Mental Health Program Awarded New Contract for 2014–2017

CalSWEC’s Mental Health Program (MHP) began operating under a new three-year contract from the Office of Statewide Health Planning and Development (OSHPD), effective July 1, 2014, and ending in 2017. The contract, totaling $6.8 million from Mental Health Services Act (MHSA)Office of Statewide Health Planning and Development (OSHPD) Workforce Education and Training, includes funding for stipends to be distributed by California schools of social work and for partial operating costs.

Under the new contract:

  • Twenty schools of social work will each award approximately seven one-year stipends to full- or part-time MSW students planning to build careers in behavioral health services and will offer courses and field work that teach recovery-oriented core competencies. 
  • In turn, each MHP graduate will complete a payback obligation through employment in a county-operated or contract nonprofit behavioral health agency.  
  • Schools will work to strengthen their relationships with local behavioral health agencies and regional partnerships through field work placements, engagement of behavioral health agency representatives on stipend selection committees, and outreach to agencies in counties that traditionally have not had MHP stipend recipients as interns or employees. 

The newly executed contract replaces the 2008–2014 contract that expired on June 30. Under that contract, MHP partner schools distributed nearly 1,700 stipends to ethnically diverse recipients (53% were from minority groups) including a majority (56%) who spoke at least one other language besides English. 

Program Significantly Downsized
The new contract necessitates significant downsizing of the MHP program because of the reduction in stipends, from 196 to 138 annually, and 73% reduction in program funding, according to MHP Director Gwen Foster.
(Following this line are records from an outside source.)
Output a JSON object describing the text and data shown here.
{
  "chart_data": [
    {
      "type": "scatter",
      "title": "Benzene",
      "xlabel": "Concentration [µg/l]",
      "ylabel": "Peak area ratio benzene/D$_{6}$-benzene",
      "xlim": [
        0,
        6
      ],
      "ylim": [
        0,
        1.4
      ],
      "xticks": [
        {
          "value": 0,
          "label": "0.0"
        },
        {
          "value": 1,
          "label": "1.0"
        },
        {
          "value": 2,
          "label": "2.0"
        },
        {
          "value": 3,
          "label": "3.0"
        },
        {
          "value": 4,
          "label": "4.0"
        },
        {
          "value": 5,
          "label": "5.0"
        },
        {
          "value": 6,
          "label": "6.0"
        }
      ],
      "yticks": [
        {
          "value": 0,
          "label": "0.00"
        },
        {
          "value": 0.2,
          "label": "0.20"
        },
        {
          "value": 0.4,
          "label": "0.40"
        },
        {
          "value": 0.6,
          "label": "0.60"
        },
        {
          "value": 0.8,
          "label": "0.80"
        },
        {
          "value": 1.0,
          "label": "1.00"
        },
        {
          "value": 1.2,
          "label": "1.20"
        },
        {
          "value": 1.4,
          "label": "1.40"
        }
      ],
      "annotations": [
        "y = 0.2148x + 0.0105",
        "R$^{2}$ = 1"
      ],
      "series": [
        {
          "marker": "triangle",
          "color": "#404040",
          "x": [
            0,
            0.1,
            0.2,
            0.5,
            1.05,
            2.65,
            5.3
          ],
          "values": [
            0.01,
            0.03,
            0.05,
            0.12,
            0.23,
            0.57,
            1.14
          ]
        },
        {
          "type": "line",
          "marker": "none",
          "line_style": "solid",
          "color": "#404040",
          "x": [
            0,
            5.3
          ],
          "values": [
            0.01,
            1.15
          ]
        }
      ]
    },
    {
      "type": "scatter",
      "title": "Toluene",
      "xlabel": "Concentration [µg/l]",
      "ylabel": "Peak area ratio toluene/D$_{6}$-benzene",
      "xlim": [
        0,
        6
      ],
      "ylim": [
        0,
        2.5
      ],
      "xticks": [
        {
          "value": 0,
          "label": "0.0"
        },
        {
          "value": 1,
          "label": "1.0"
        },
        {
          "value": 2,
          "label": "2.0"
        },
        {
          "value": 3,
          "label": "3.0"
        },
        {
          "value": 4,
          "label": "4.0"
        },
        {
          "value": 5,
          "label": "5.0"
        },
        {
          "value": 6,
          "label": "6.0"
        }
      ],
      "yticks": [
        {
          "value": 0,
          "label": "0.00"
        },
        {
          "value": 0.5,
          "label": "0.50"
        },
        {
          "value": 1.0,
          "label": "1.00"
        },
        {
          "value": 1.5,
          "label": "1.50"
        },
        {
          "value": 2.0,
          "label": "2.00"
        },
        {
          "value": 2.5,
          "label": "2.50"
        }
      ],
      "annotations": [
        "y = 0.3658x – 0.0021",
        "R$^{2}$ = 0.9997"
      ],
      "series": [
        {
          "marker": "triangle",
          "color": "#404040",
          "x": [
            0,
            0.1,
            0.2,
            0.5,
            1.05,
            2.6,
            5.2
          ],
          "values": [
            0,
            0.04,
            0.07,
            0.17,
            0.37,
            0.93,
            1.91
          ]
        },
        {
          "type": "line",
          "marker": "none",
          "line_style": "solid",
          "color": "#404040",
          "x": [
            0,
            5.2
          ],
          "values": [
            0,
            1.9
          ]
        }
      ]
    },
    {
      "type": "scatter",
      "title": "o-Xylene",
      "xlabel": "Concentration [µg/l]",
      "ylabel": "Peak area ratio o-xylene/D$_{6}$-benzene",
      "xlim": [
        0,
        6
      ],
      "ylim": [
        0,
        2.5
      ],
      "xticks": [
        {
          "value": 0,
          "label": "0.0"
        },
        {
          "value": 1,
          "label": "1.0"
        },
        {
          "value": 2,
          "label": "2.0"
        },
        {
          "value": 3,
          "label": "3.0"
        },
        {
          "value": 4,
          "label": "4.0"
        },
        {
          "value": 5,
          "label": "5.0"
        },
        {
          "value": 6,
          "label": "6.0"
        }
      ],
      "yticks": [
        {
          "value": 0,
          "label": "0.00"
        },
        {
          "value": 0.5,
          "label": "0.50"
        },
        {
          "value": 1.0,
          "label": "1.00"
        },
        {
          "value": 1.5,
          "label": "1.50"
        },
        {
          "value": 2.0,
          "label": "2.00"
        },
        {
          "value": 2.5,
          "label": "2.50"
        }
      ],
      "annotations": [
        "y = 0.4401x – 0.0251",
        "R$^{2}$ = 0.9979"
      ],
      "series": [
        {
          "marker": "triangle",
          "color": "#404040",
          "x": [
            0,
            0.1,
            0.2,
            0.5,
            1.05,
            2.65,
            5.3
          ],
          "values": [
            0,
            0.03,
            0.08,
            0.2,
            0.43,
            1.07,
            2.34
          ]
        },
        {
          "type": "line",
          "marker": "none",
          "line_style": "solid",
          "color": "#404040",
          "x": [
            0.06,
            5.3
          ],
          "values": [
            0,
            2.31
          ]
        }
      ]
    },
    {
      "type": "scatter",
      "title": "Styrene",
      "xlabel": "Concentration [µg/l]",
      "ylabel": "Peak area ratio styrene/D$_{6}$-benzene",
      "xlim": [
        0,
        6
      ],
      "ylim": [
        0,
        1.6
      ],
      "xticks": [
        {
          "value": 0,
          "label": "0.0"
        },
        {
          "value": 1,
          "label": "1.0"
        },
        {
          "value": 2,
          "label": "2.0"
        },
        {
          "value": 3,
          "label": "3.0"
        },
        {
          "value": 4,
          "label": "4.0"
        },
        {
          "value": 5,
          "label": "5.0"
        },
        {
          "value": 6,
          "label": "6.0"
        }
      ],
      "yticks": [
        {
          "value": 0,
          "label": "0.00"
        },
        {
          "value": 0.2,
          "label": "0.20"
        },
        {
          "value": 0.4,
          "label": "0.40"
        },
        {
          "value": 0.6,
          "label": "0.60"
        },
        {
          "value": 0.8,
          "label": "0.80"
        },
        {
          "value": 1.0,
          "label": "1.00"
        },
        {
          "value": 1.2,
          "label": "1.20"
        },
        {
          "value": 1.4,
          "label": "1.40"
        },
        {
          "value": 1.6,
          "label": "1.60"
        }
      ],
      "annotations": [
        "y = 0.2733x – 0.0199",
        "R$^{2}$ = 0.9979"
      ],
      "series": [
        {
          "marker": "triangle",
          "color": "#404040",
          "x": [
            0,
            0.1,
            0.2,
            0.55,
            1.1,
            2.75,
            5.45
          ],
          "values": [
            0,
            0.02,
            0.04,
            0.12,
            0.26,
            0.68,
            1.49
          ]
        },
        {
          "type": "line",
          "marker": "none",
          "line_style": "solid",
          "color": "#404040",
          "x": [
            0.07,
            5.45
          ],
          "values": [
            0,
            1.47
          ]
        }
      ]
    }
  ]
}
“Although every school must significantly change its program in light of the available funding, the CalSWEC Board of Directors, including all the member schools, adhered to the best principles of collaboration by choosing a model that gives each school the same number of stipends and the same amount of program funding each year,” said Ms. Foster. “We expect to continue to reduce behavioral health MSW workforce shortages by preparing diverse, well-trained professionals committed to building careers in this field.”